Court Asked to Bar Probing of Sex History in Job Harassment Cases

May 07, 1987|PHILIP HAGER | Times Staff Writer

SAN FRANCISCO — The state Supreme Court was urged Wednesday to invoke the right to privacy and prohibit psychological examinations that go into the sex lives of alleged victims of sexual harassment on the job.

The lawyer for an Oakland woman who claimed she suffered "severe emotional distress" from the sexual demands of a college employment official told the justices that women would be discouraged from bringing discrimination suits if their sexual histories might be subject to inquiry and could be revealed in court proceedings.

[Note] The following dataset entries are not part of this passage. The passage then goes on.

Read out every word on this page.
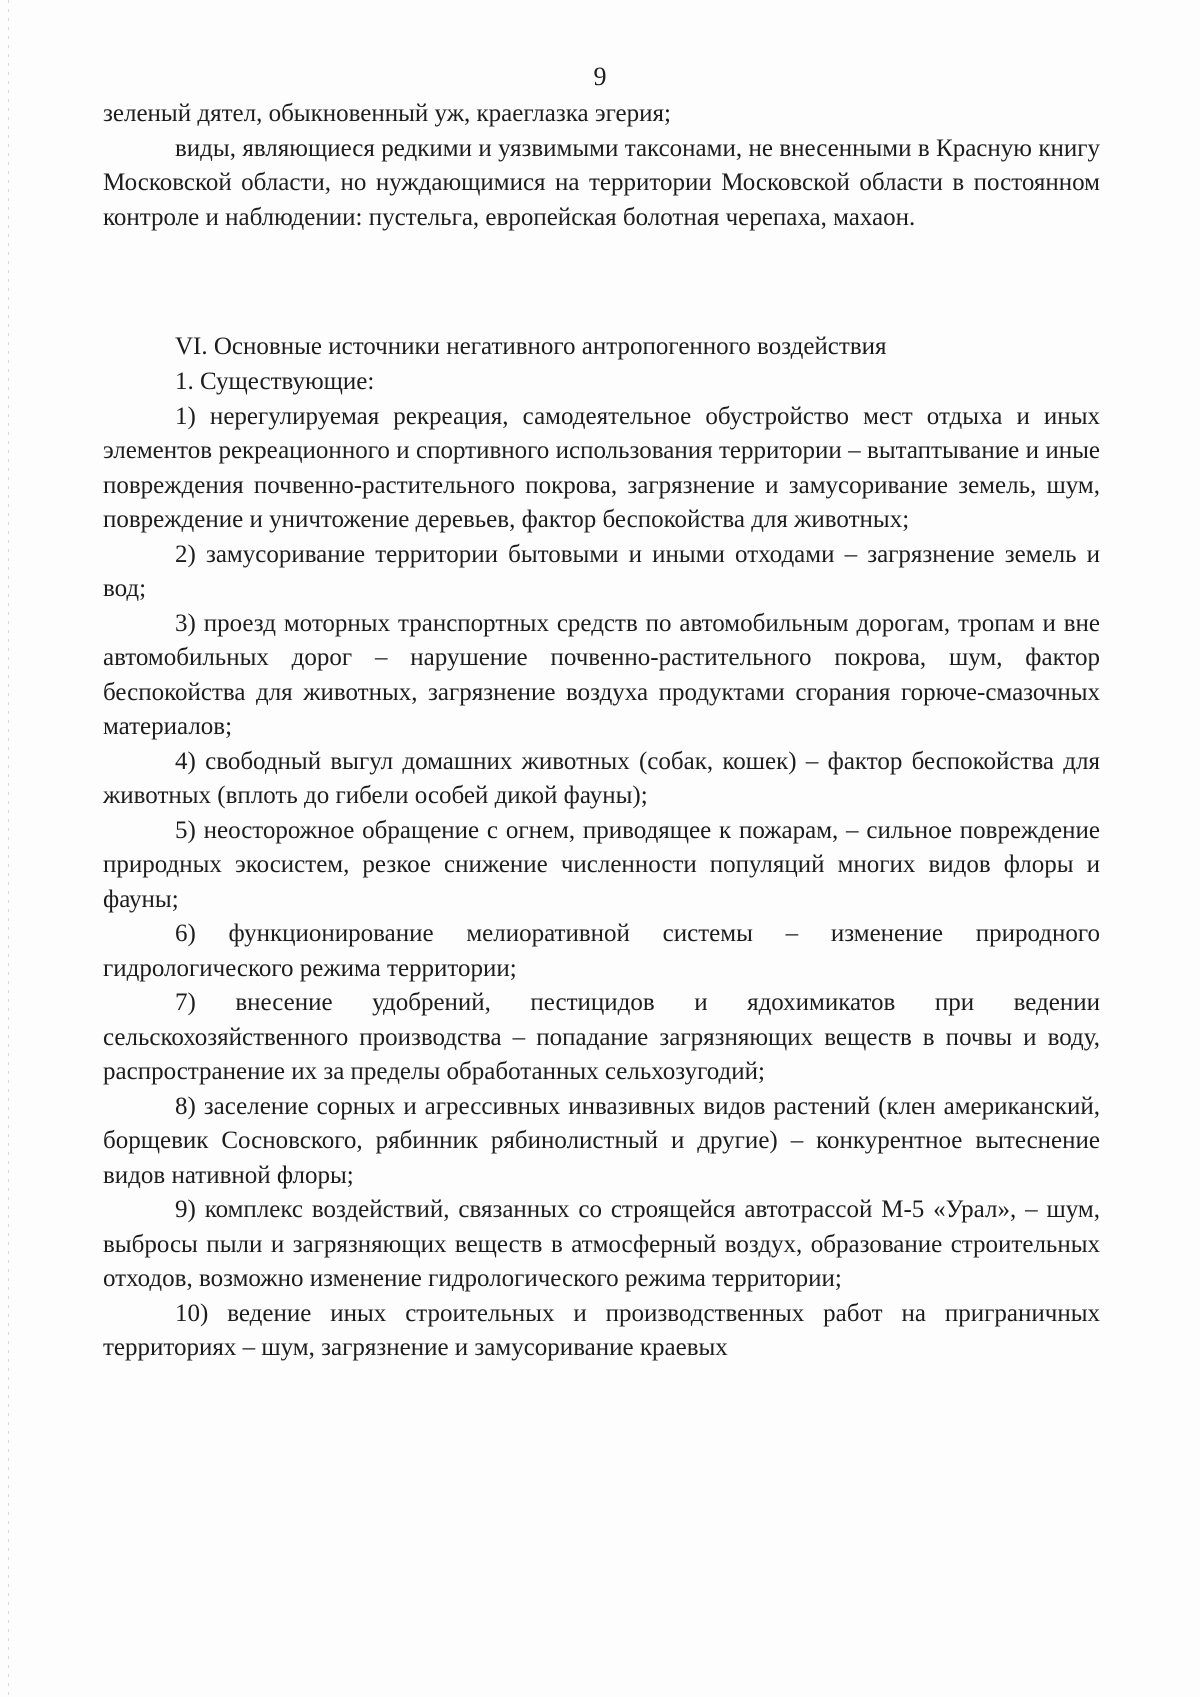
9

зеленый дятел, обыкновенный уж, краеглазка эгерия;

виды, являющиеся редкими и уязвимыми таксонами, не внесенными в Красную книгу Московской области, но нуждающимися на территории Московской области в постоянном контроле и наблюдении: пустельга, европейская болотная черепаха, махаон.

VI. Основные источники негативного антропогенного воздействия

1. Существующие:

1) нерегулируемая рекреация, самодеятельное обустройство мест отдыха и иных элементов рекреационного и спортивного использования территории – вытаптывание и иные повреждения почвенно-растительного покрова, загрязнение и замусоривание земель, шум, повреждение и уничтожение деревьев, фактор беспокойства для животных;

2) замусоривание территории бытовыми и иными отходами – загрязнение земель и вод;

3) проезд моторных транспортных средств по автомобильным дорогам, тропам и вне автомобильных дорог – нарушение почвенно-растительного покрова, шум, фактор беспокойства для животных, загрязнение воздуха продуктами сгорания горюче-смазочных материалов;

4) свободный выгул домашних животных (собак, кошек) – фактор беспокойства для животных (вплоть до гибели особей дикой фауны);

5) неосторожное обращение с огнем, приводящее к пожарам, – сильное повреждение природных экосистем, резкое снижение численности популяций многих видов флоры и фауны;

6) функционирование мелиоративной системы – изменение природного гидрологического режима территории;

7) внесение удобрений, пестицидов и ядохимикатов при ведении сельскохозяйственного производства – попадание загрязняющих веществ в почвы и воду, распространение их за пределы обработанных сельхозугодий;

8) заселение сорных и агрессивных инвазивных видов растений (клен американский, борщевик Сосновского, рябинник рябинолистный и другие) – конкурентное вытеснение видов нативной флоры;

9) комплекс воздействий, связанных со строящейся автотрассой М-5 «Урал», – шум, выбросы пыли и загрязняющих веществ в атмосферный воздух, образование строительных отходов, возможно изменение гидрологического режима территории;

10) ведение иных строительных и производственных работ на приграничных территориях – шум, загрязнение и замусоривание краевых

San Francisco attorney Patricia A. Shiu said psychological exams in such cases should be barred, or at least severely limited. "There is an important state interest at stake here--eradicating sexual harassment in the workplace," she said. However, the lawyer for the Peralta Community College District and other defendants in the case argued that they should be able to have the plaintiff examined before trial so they could make their own evaluation of her claims on how the alleged incident affects her mental state.

"Our ability to prepare a defense would be unfairly hampered without it," said Eugene Brown Jr., an Oakland attorney.

The case argued before the justices may provide one of the first indications of how a more conservative court, now led by Chief Justice Malcolm M. Lucas, will treat attempts to expand the constitutional right to privacy--a right that was generally given broad interpretation when the court was dominated by liberals under former Chief Justice Rose Elizabeth Bird.

The justices' decision also could affect the application of a state statute that went into effect last year requiring that a defendant in a sexual harassment case show "good cause" before a plaintiff can be ordered to submit to a psychological exam.

The Legislature in 1980 barred courts from ordering such exams for sexual assault victims in criminal cases.

In the case before the court, Katherine Vinson, a 60-year-old widow, brought a sex harassment and job discrimination suit in 1982, seeking punitive damages for emotional distress, loss of sleep, anxiety, mental anguish and loss of reputation as the result of an encounter with a district official in 1979.

Vinson alleged that when she met with Ronald A. Grant, seeking a post in a Comprehensive Education and Training Act program that he directed for the district, she was told by Grant that he wanted to have sexual relations and that she would not get the job unless she complied. Grant has denied the allegations.

Court Order Sought

In pretrial proceedings in Alameda Superior Court, lawyers for the district and Grant sought a court order requiring that Vinson submit to a psychological exam on her claims of mental distress. Her lawyers, fearing the inquiry would inevitably go into her sexual history and attitudes, objected. But the court granted the defendant's request and the decision was later upheld by the state Court of Appeal.

Vinson's subsequent petition to the state Supreme Court was supported by civil liberty and women's legal groups, which urged the justices to either bar or strictly limit psychological questioning of plaintiffs in sex harassment cases.

In Wednesday's hearing, several of the justices closely questioned Shiu on how they could forbid a psychological exam for Vinson when she herself had raised the question of her mental state in her lawsuit.

Exam Not Sought

The attorney replied that Vinson had not sought a mental exam or mental care for herself and did not intend to present psychiatric experts at trial--and that such testimony was not necessary for the jury to weigh her claim of emotional distress and mental anguish.

"But," persisted Justice Allen E. Broussard, "if you were representing the defendants, wouldn't you want to have some expert testimony on whether or not her symptoms were attributable to the incident at issue?"

Shiu conceded that the defense might welcome such assistance but stood by her contention that any value of such testimony was outweighed by Vinson's right to privacy.